Meta has released version 2.0 of Data2Vec, a self-supervised algorithm that can learn in the same way from three different modalities: speech, vision, and text, and achieves the same accuracy of the other computer vision models but 16x faster. The code and pretrained models are also shared with the other researchers.
Self-supervised learning enables machines to learn without relying on labeled data. These models learn the structure of text, speech, and images by simply observing the world. Allowing these models to learn more efficiently is particularly important for videos, which require a lot of computational cost to process.
data2vec 2.0 algorithm improves the efficiency of the original data2vec; it predicts contextualized representation of the data instead of the single word of a sentence or pixel of an image. This means that the algorithm uses the whole training example into account; in this way, the data2vec learns faster than the other algorithms.

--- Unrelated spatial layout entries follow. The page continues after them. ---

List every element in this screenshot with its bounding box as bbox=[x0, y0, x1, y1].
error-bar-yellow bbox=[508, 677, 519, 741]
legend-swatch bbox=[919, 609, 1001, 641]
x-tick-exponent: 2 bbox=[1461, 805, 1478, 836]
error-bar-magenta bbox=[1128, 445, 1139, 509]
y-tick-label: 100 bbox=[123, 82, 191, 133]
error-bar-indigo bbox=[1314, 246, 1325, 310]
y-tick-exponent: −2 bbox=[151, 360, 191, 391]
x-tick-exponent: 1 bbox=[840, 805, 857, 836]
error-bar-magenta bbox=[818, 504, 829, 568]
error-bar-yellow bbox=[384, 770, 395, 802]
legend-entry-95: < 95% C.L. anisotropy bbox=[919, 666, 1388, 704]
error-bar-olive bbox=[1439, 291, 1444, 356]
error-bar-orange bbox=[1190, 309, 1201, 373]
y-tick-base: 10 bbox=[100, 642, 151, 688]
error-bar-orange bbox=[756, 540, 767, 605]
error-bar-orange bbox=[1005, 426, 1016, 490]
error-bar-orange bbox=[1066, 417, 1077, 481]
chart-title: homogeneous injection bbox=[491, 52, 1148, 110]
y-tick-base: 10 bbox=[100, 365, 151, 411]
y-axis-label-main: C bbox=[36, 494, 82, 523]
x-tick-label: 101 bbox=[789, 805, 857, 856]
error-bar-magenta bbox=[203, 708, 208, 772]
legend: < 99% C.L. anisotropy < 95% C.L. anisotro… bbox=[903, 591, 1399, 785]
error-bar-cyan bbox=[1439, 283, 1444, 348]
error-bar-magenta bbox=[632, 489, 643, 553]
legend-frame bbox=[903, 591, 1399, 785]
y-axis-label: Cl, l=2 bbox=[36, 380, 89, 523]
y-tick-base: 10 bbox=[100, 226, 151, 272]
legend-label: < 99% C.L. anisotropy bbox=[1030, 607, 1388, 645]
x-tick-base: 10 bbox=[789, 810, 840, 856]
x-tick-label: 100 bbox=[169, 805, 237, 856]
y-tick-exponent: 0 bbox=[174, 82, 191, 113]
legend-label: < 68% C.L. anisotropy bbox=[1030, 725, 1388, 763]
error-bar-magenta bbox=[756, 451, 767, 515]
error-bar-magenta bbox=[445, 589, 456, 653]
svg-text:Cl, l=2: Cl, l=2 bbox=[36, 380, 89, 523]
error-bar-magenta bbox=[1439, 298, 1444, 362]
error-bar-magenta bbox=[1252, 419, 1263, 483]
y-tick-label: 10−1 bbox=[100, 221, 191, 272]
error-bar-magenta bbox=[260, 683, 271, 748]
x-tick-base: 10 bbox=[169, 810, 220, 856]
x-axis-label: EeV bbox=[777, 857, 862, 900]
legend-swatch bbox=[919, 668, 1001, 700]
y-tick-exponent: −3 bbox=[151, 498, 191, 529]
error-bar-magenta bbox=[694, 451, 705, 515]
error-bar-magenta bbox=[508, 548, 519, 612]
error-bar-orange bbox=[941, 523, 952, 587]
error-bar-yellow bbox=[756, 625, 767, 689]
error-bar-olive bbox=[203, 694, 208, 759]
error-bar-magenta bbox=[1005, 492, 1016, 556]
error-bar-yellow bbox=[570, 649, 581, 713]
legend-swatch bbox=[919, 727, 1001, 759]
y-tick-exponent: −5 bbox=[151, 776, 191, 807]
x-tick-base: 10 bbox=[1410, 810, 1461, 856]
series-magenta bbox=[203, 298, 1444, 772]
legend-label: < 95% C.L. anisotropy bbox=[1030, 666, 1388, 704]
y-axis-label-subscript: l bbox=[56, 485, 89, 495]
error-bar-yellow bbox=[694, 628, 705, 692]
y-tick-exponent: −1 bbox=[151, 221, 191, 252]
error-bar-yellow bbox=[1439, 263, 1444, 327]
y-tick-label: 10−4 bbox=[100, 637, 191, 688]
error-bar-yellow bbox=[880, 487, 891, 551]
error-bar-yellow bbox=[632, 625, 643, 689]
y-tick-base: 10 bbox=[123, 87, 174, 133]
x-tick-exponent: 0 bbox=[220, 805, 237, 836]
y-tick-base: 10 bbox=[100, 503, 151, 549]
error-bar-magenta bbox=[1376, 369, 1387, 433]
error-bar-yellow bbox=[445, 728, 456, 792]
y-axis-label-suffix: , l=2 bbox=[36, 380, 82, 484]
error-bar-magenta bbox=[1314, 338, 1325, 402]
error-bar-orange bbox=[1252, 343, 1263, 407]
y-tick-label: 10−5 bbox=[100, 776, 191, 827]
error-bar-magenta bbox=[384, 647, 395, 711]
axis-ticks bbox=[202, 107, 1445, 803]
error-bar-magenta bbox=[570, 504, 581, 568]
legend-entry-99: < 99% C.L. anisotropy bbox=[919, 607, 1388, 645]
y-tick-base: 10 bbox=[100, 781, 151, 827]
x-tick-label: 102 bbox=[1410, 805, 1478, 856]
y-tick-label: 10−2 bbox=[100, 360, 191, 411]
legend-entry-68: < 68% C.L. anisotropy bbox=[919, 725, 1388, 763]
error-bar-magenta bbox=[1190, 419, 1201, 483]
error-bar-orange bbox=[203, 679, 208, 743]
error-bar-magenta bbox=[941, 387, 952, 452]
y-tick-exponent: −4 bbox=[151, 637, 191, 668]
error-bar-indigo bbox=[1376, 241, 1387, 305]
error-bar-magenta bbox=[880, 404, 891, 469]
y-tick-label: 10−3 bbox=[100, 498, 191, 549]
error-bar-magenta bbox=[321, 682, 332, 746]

The efficiency improvement is made in several ways: targeting representations built for particular training samples and reusing them for masked versions, where some parts of the training examples are hidden. Each version is computed by student model which predicts the same contextualized target for different masked versions; in this way, the computational effort to create the representations is amortized. Another efficiency trick implemented is to not run the student encoder network for the parts of training examples that are hidden, saving significant compute cycles. This trick is similar to the masked autoencoders. Finally, a more efficient decoder model based on a multilayer convolutional network is used instead of transformers networks.
To understand the performances of data2vec 2.0, it was tested on computer vision, speech, and text tasks considering the final accuracy and the time to pre-train the model, measured on the same hardware.
For the vision task, the benchmark was the ImageNet1-k image classification. Data2vec equals the accuracy of MAE (masked autoencoders) but is 16x faster.
data2vec 2.0 performances for computer vision task
To test data2vec on the speech tasks, LibriSpeech recognition benchmark was used as the benchmark. data2vec performed more than 11 times faster than wav2vec 2.0 (a specific pre-trained model developed by Meta for speech recognition), with similar accuracy.
data2vec 2.0 performances for speech task
data2vec 2.0 performances for NLP task
For the NLP task, the GLUE benchmark was used to understand the performances of data2vec. It achieves the same accuracy of RoBERTa (a reimplementation of BERT, a transformer base pretrained model for NLP developed by Google) in the half time of training.